Wednesday, February 29, 2012

Child's Talk: Sharing News of a Cancer Diagnosis

Among the many difficult questions parents face when diagnosed with cancer is, “What do I tell my children?” Talking to a child about a parent’s, grandparent’s, or sibling’s cancer and how it will affect the family isn’t easy, but it is necessary. By talking to your children honestly and helping them express their emotions, you make it easier for them to feel safe and secure.

Sharing information early on will help build trust. Some tips that you might consider when talking to your children about your diagnosis include:

*Prepare what to say by either writing it down or practicing what you want to say before your first conversation. Timing is also important, and finding a quiet time when your children are rested can make the conversation less stressful.

*Speak with your older children first if you have children of different ages, as the older children might want to help when you tell your younger children.

*Set a tone because what you say is as important as how you say it.

*Keep it brief; most children have short attention spans

*Be honest

*Consider your child’s age and use age appropriate language

*Reassure you children and let them know what they are feeling is normal and okay. It might be helpful to ask what they have heard about cancer so that you can clarify any information that might be incorrect.

Even at a very young age, children can sense when something is wrong. If not told the truth, they might imagine things worse than they really are, or that they might be the cause of the problem. Little people can have big ears and hearing broken conversations about things that they don’t understand can increase their fears. It is for these reasons that having a talk with your children will help everyone in the family so that the channels of communication remain open.

What advice do you have for sharing this news with children? What lessons have you learned?

~ Shannon, Buddy Kemp Cancer Support Center

Thursday, February 16, 2012

Grieving Life Changes after a Cancer Diagnosis Occurs

The words “cancer” and “grief” often go hand in hand, just as feelings and emotions can evoke a multitude of reactions. Everyone copes with a cancer diagnosis in their own way, and the same can be said for how someone experiences grief. What you grieve for is as varied as how you think and feel. Whether it’s grieving for the loss of your body as it used to be, things you used to be able to do, loss of the ability to plan due to treatment, or loss of being able to identify with what used to be familiar, some of the feelings associated with loss can include sadness, loneliness, anger, fear and guilt.

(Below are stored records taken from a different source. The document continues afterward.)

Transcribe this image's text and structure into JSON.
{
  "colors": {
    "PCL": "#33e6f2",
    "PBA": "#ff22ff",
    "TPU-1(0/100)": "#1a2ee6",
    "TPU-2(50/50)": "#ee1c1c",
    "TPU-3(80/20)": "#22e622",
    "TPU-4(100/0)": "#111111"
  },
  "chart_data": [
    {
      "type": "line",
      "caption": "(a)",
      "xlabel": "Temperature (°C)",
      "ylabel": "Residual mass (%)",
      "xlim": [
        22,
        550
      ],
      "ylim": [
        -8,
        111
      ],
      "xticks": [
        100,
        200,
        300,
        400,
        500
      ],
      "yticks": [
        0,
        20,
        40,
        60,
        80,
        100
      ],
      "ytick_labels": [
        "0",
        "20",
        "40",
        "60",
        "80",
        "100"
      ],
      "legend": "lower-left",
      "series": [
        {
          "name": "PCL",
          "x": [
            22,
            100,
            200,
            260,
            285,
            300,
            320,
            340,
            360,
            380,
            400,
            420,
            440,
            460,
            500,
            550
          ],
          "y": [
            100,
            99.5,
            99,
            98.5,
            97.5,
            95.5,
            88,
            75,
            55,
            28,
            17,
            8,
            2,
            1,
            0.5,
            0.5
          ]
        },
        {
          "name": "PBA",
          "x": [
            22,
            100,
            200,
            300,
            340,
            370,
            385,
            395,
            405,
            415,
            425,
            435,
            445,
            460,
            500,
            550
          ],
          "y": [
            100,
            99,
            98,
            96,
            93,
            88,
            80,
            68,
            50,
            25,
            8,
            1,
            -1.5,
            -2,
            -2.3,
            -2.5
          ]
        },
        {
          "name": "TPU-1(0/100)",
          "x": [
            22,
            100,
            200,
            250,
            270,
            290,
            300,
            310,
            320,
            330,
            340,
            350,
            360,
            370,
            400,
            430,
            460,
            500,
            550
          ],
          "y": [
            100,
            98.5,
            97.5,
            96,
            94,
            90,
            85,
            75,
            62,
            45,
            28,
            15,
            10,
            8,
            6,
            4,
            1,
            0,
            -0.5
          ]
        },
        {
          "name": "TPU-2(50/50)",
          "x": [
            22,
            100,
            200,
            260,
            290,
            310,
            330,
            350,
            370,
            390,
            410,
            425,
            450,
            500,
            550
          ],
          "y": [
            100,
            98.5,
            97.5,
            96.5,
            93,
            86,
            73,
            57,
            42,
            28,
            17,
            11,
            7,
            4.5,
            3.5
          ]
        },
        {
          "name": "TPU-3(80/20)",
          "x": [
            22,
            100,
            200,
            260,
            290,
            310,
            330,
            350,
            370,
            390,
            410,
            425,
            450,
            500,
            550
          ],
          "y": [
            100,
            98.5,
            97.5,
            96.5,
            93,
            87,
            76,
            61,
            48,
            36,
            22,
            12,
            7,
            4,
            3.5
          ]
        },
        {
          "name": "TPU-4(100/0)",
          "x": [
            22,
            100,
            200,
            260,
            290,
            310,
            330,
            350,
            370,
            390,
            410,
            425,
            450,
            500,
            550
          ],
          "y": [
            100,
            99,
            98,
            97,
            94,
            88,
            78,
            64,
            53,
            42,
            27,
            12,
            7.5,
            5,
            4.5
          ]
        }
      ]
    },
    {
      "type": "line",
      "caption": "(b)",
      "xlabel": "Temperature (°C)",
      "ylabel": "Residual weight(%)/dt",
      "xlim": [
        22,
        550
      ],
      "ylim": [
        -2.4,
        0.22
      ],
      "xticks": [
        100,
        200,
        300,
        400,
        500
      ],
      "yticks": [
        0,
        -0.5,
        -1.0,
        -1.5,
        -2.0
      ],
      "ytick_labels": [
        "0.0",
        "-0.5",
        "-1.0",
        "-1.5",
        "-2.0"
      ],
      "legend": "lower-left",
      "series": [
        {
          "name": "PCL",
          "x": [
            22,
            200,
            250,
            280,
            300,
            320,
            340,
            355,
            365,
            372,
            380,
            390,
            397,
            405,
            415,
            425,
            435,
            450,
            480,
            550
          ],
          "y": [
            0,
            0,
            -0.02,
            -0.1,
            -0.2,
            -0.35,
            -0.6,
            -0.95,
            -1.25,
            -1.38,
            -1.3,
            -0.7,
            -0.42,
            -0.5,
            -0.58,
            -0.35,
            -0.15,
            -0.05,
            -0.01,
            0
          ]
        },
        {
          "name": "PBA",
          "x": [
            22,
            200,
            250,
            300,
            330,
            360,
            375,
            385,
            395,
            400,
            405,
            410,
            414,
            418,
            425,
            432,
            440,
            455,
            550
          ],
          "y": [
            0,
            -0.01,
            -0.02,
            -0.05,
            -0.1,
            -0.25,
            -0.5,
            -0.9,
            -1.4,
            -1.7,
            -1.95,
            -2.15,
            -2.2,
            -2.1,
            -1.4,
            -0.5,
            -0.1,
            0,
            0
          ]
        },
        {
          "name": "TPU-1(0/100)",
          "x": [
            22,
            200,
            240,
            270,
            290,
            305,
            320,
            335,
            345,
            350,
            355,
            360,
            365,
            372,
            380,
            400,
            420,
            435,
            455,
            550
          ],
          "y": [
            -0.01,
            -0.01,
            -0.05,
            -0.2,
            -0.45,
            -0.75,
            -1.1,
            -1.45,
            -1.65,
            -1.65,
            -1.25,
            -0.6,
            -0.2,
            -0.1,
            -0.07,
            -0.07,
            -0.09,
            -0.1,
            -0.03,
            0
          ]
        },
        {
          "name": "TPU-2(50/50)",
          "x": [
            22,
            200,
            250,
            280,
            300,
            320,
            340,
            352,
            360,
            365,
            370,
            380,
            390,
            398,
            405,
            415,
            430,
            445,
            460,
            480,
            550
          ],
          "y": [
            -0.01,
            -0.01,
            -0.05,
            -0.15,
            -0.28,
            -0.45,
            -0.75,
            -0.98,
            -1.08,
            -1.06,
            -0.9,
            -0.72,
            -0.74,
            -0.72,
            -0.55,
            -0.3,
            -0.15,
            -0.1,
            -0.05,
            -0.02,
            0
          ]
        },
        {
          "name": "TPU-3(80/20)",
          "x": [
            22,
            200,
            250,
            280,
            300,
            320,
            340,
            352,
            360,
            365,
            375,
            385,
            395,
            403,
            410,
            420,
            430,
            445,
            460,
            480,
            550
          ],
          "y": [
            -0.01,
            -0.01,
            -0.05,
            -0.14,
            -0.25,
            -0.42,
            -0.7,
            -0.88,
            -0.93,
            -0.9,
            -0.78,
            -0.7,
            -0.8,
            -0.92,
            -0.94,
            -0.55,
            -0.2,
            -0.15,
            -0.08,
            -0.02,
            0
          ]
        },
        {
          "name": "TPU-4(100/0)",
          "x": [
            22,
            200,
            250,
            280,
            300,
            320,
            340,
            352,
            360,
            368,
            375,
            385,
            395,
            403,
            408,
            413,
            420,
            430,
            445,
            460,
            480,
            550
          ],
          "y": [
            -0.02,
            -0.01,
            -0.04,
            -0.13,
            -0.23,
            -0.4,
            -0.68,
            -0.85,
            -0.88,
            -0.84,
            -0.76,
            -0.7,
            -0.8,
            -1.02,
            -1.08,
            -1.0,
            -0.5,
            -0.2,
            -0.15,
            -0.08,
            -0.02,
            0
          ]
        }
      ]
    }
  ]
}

It is important to give yourself permission to grieve in a way that feels right for you. It might be difficult to let others in or ask for support, especially if you are more familiar with giving rather than receiving help. Allowing yourself time to adjust to change is a necessary component of grieving. Identifying what you need can take time and often changes as your circumstances change. Trying not to rush through what you are feeling and simplifying things can be helpful in sorting through the process. By doing that, it is a step toward caring for yourself and managing the emotions that come with what you are feeling.

Consider this your permission to take time for yourself today!

~ Shannon, Buddy Kemp Cancer Support Center

Monday, February 6, 2012

The Big "W" - Work after Cancer.


Returning to work after cancer treatment can be an exciting and relief-filled event. Getting back to a more “normal” schedule and having a steady income and insurance coverage again can relieve some of the anxiety you may have been experiencing while you were out.


However, it can also be a very anxiety-provoking time for many reasons. More than likely, your energy and endurance is not what is used to be. You may be worried that you won’t be able to handle a full day of work in the beginning. Your attention span might also have been affected by the treatment, and you may find it difficult to focus for extended periods of time. You may be concerned about being treated differently if your co-workers know about your diagnosis, or you may worry about them asking questions if you have chosen not to tell them. There may be a lot of pressure for you to return to work due to financial need or to ensure insurance coverage. This can make re-entry even more anxiety-producing.


Sometimes cancer leads people to seek career changes or to set new goals. This can be a wonderful thing, but it can be difficult to know where to start. You may find it helpful to talk to a counselor about your concerns as you approach this step.


It is important to know your rights and what resources are available to you.
The Cancer Legal Resource Center (CLRC) can provide you with legal information about insurance coverage, employment issues, access to health care and benefits, and estate planning. You can find them online under.

Vocational Rehabilitation Services is another resource that may be able to help you with finding employment if your ability to work has been affected by your treatment. They can be found under.

What are your concerns about returning to work? How did you work through the issues you faced when you returned?